FAMILIA Y VIDA.
LA FAMILIA,
COMUNIDAD DE VIDA, ESCUELA DE AMOR
San Juan Pablo II ya lo comentaba en la exhortación apostólica Familiaris Consortio “La familia es una comunidad de vida que tiene una consistencia autónoma propia..”. La familia no es la suma de las personas que la constituyen, sino una «comunidad de personas». Y una comunidad es más que la suma de las personas. Es el lugar donde se aprende a amar, el centro natural de la vida humana. El servicio es el criterio del verdadero amor. El que ama sirve, se pone al servicio de los demás. El amor, darse al prójimo, el servicio se aprende especialmente en la familia, donde nos hacemos, por amor, servidores unos de otros.
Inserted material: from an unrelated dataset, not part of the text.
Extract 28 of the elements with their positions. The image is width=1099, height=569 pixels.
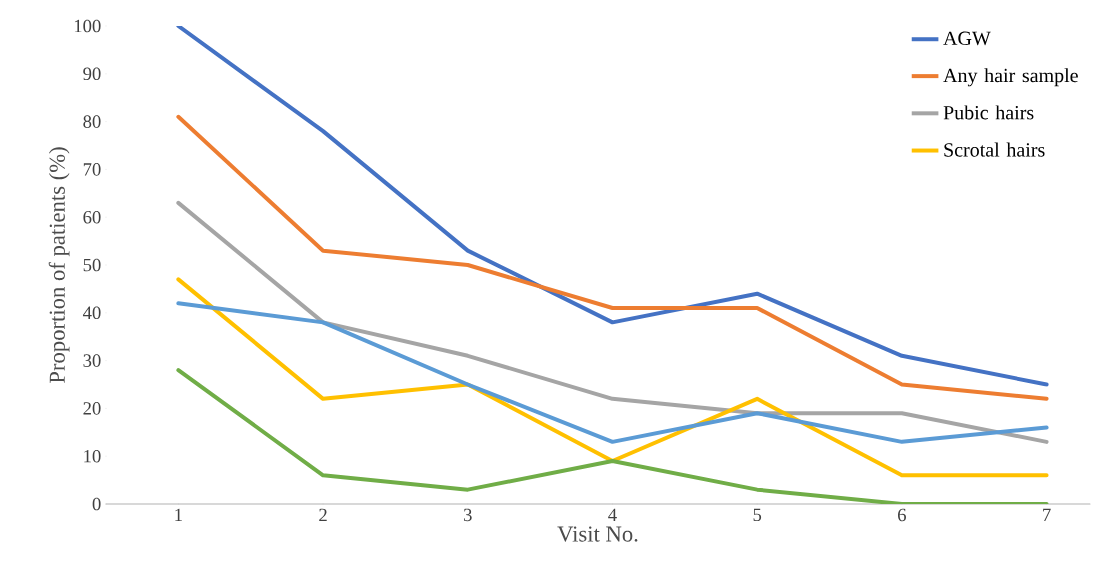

La familia está hecha de rostros, de personas que aman, dialogan,
se sacrifican por los demás y defienden la vida, sobre todo la más frágil, más
débil. Se podría decir, sin exagerar, que la familia es el motor del mundo y de
la historia. Cada uno de nosotros construye la propia personalidad en la
familia, creciendo con la mamá y el papá, los hermanos y las hermanas,
respirando el calor de la casa.
La familia es el lugar donde recibimos el nombre, es el lugar de
los afectos, el espacio de la intimidad, donde se aprende el arte del diálogo y
de la comunicación interpersonal. En la familia la persona toma conciencia de
la propia dignidad y, especialmente si la educación es cristiana, reconoce la
dignidad de cada persona, de modo particular de la enferma, débil, marginada,
donde no se descarta al anciano.
Allí en la familia «se aprende a pedir permiso sin avasallar,
a decir “gracias” como expresión de una sentida valoración de las cosas que
recibimos, a dominar la agresividad o la voracidad, y allí se aprende también a
pedir perdón cuando hacemos algún daño y nos peleamos, porque en toda
familia hay peleas el problema es después pedir perdón.
Estos pequeños gestos de sincera cortesía ayudan a construir una
cultura de la vida compartida y del respeto a lo que nos rodea» (Laudato si’,
213).
Cuando pensamos
en educación muchas veces nos enfocamos principalmente en la que se recibe en
el colegio a través de los maestros. Sin embargo, es necesario
recordar que la educación de una persona tiene como fuente principal su
familia, es la primera escuela, ya que es el primer lugar donde se desarrolla y
aprende aquello que le guiará (o por el contrario, le desorientará)
durante su vida.
La familia es el hospital más cercano, cuando uno está
enfermo lo cuidan ahí mientras se puede, la familia es la primera escuela
de los niños, es el grupo de referencia imprescindible para los jóvenes, es el
mejor asilo para los ancianos. La familia constituye la gran «riqueza social»,
que otras instituciones no pueden
sustituir, que debe ser ayudada y potenciada, para no perder nunca el justo
sentido de los servicios que la sociedad presta a sus ciudadanos.
Estos servicios
que la sociedad presta a los ciudadanos, no son una forma de limosna, sino una
verdadera «deuda social» respecto a la institución familiar, que es la
base y la que tanto aporta al bien común de todos. La familia
también forma una pequeña Iglesia, la llamamos «Iglesia doméstica»
que, junto con la vida, encauza la ternura y la misericordia divina.
En la familia la fe se mezcla con la leche materna: experimentando
el amor de los padres se siente más cercano el amor de Dios. Es la primera y
principal catequesis, la casa también es el primer lugar donde ha de darse el
encuentro con Jesús. Y en la
familia y de esto todos somos testigos los milagros se hacen con lo
que hay, con lo que somos, con lo que uno tiene a mano y muchas veces no es el
ideal, no es lo que soñamos, ni lo que «debería ser». Gracias a que no
depende de nuestras fuerzas y pureza, recordemos las palabras de San Pablo «donde
abundó el pecado, sobreabundó la gracia» (Rm 5,20), y en la familia de cada uno
de nosotros y en la familia común que formamos todos, nada se descarta, nada es
inútil.
Todo esto es la comunidad-familiar, que pide ser reconocida como
tal, más aún hoy, cuando prevalece la tutela de los derechos individuales. Y
debemos defender el derecho de la familia. Cierto que ante la situación de
muchas familias desestructuradas, hoy necesitan las familias más ayudas de
otras familias, de la Iglesia, que se produzca un milagro, pero no hay que perder la esperanza porque está por venir
el tiempo donde gustamos el amor cotidiano, donde nuestros hijos redescubren el
espacio que compartimos, y los mayores están presentes en el gozo de cada día. Sin
olvidar que cada cambio social comienza con la conversión personal.